You probably haven't given much thought to how glass is produced. In fact, the float glass required for uses such as shop windows, cars and mirrors is very difficult to turn into float glass. Or at least it was before Sir Alastair Pilkington (1920-1995) developed the process of producing flat glass in the UK in 1959.
The flat glass was first produced in France in the 17th century. Flat glass is first melted; Then it is poured into molds and passed between rollers, thinned and flattened with the help of polishing and grinding processes. However, it is very difficult to obtain a perfect glass with this method.
Sir Lionel Alexander Bethune Pilkington OBE FRS (7 January 1920 – 5 May 1995), known as Sir Alastair Pilkington, was a British engineer and businessman who invented and perfected the float glass process for commercial manufacturing of plate glass.
Alastair Pilkington worked as a Technical Engineer for glass manufacturer Pilkington Brothers (whose name is a coincidence, by the way) and it took him seven years to perfect his technique for making flat glass.
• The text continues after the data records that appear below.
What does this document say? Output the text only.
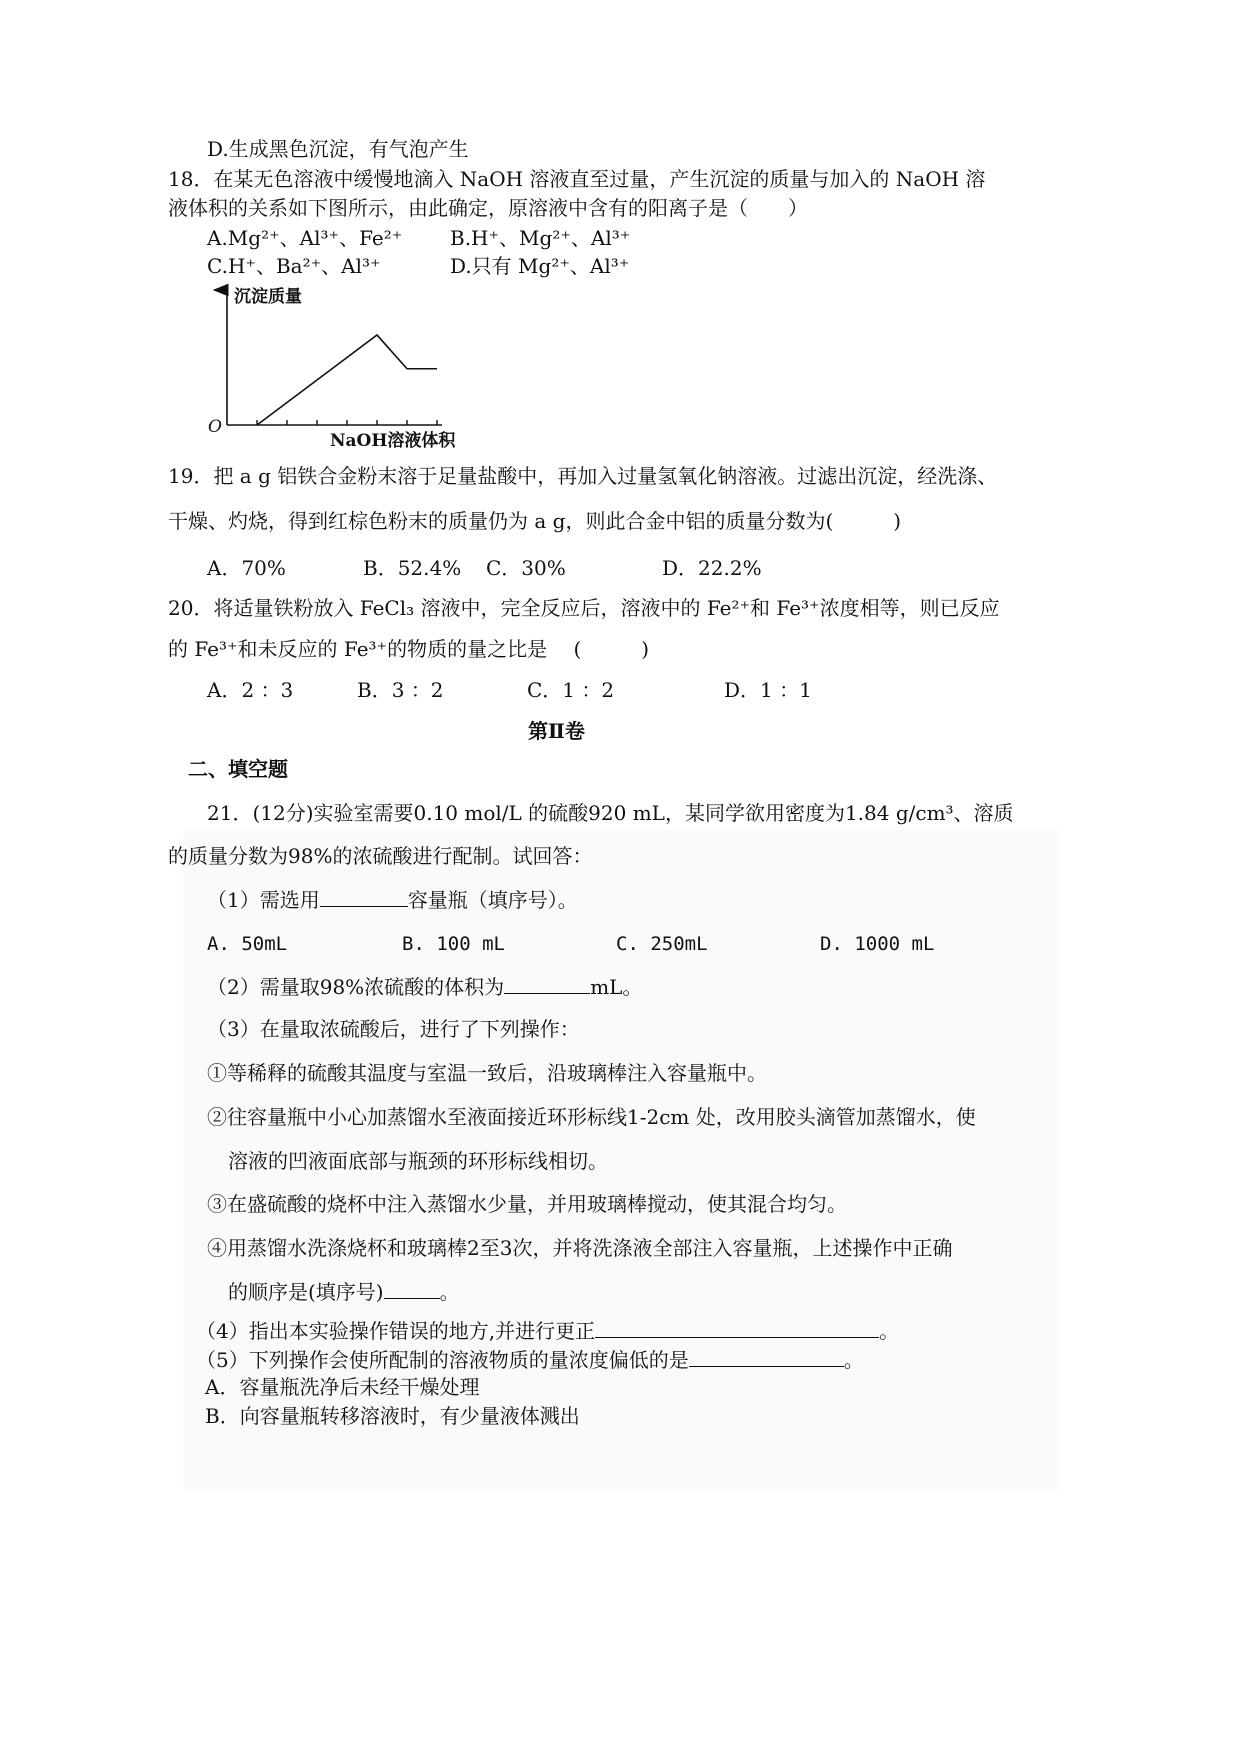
D.生成黑色沉淀，有气泡产生
18．在某无色溶液中缓慢地滴入 NaOH 溶液直至过量，产生沉淀的质量与加入的 NaOH 溶
液体积的关系如下图所示，由此确定，原溶液中含有的阳离子是（　　）
A.Mg²⁺、Al³⁺、Fe²⁺ B.H⁺、Mg²⁺、Al³⁺
C.H⁺、Ba²⁺、Al³⁺	D.只有 Mg²⁺、Al³⁺
沉淀质量
O
NaOH溶液体积
19．把 a g 铝铁合金粉末溶于足量盐酸中，再加入过量氢氧化钠溶液。过滤出沉淀，经洗涤、
干燥、灼烧，得到红棕色粉末的质量仍为 a g，则此合金中铝的质量分数为(　　　)
A．70%	B．52.4% C．30%	D．22.2%
20．将适量铁粉放入 FeCl₃ 溶液中，完全反应后，溶液中的 Fe²⁺和 Fe³⁺浓度相等，则已反应
的 Fe³⁺和未反应的 Fe³⁺的物质的量之比是　 (　　　)
A．2 ：3	B．3 ：2	C．1 ：2	D．1 ：1
第Ⅱ卷
二、填空题
21．(12分)实验室需要0.10 mol/L 的硫酸920 mL，某同学欲用密度为1.84 g/cm³、溶质
的质量分数为98%的浓硫酸进行配制。试回答：
（1）需选用	容量瓶（填序号）。
A. 50mL	B. 100 mL	C. 250mL	D. 1000 mL
（2）需量取98%浓硫酸的体积为	mL。
（3）在量取浓硫酸后，进行了下列操作：
①等稀释的硫酸其温度与室温一致后，沿玻璃棒注入容量瓶中。
②往容量瓶中小心加蒸馏水至液面接近环形标线1-2cm 处，改用胶头滴管加蒸馏水，使
溶液的凹液面底部与瓶颈的环形标线相切。
③在盛硫酸的烧杯中注入蒸馏水少量，并用玻璃棒搅动，使其混合均匀。
④用蒸馏水洗涤烧杯和玻璃棒2至3次，并将洗涤液全部注入容量瓶，上述操作中正确
的顺序是(填序号)	。
（4）指出本实验操作错误的地方,并进行更正	。
（5）下列操作会使所配制的溶液物质的量浓度偏低的是	。
A．容量瓶洗净后未经干燥处理
B．向容量瓶转移溶液时，有少量液体溅出
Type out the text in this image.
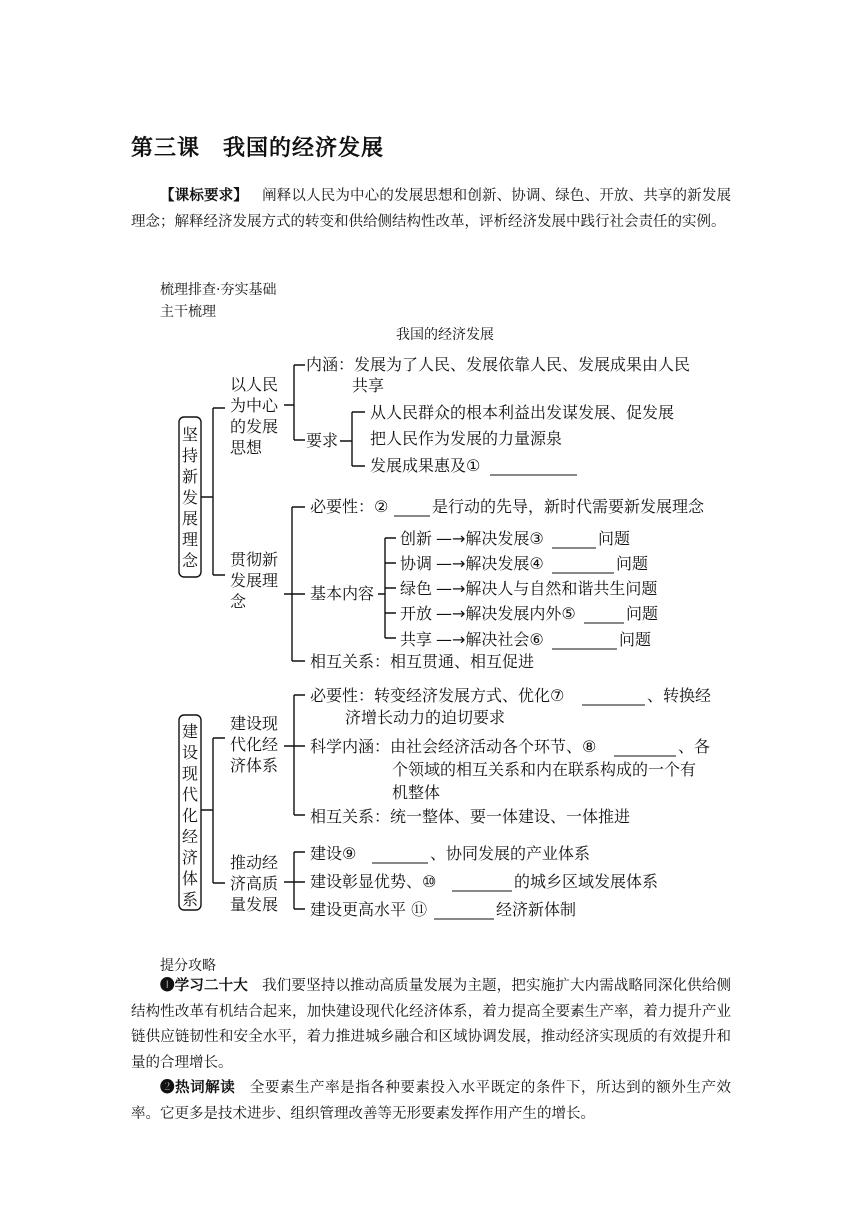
第三课　我国的经济发展
【课标要求】 阐释以人民为中心的发展思想和创新、协调、绿色、开放、共享的新发展理念；解释经济发展方式的转变和供给侧结构性改革，评析经济发展中践行社会责任的实例。
梳理排查·夯实基础
主干梳理
我国的经济发展
坚
持
新
发
展
理
念
建
设
现
代
化
经
济
体
系
以人民
为中心
的发展
思想
内涵：发展为了人民、发展依靠人民、发展成果由人民
共享
要求
从人民群众的根本利益出发谋发展、促发展
把人民作为发展的力量源泉
发展成果惠及①
贯彻新
发展理
念
必要性：②	是行动的先导，新时代需要新发展理念
基本内容
创新 —→解决发展③	问题
协调 —→解决发展④	问题
绿色 —→解决人与自然和谐共生问题
开放 —→解决发展内外⑤	问题
共享 —→解决社会⑥	问题
相互关系：相互贯通、相互促进
建设现
代化经
济体系
必要性：转变经济发展方式、优化⑦	、转换经
济增长动力的迫切要求
科学内涵：由社会经济活动各个环节、⑧	、各
个领域的相互关系和内在联系构成的一个有
机整体
相互关系：统一整体、要一体建设、一体推进
推动经
济高质
量发展
建设⑨	、协同发展的产业体系
建设彰显优势、⑩	的城乡区域发展体系
建设更高水平 ⑪	经济新体制
提分攻略
❶学习二十大 我们要坚持以推动高质量发展为主题，把实施扩大内需战略同深化供给侧结构性改革有机结合起来，加快建设现代化经济体系，着力提高全要素生产率，着力提升产业链供应链韧性和安全水平，着力推进城乡融合和区域协调发展，推动经济实现质的有效提升和量的合理增长。
❷热词解读 全要素生产率是指各种要素投入水平既定的条件下，所达到的额外生产效率。它更多是技术进步、组织管理改善等无形要素发挥作用产生的增长。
Prior to this, the plating process was used, developed in 1848 by the English engineer Henry Bessemer. But this process was an expensive method. Because the plating process caused the glass to deteriorate and scratch, these defects on the glass had to be corrected by polishing.
In flat glass production, a molten glass mixture traditionally composed of silica, sodium carbonate, calcium oxide, magnesium oxide and aluminum oxide is poured into a bath of molten tin. This results in the formation of a perfectly smooth glass strip on both sides, equal to a flat thickness of 6.8 mm. This glass strip makes it possible to stretch a thinner glass or vice versa, to form a thicker glass by stretching as needed. It is progressively cooled through the tin bath and then heats treated in a long furnace called a lehr. This is necessary because if the glass is cooled faster than necessary, the pressure on the glass will increase even more, causing the glass to break under the cutters.
A flat glass line can be around 500 meters long and produce 6,000 km of glass per year. Thanks to this innovative method, 970,000 tons of flat glass is produced every week in 370 flat glass factories around the world.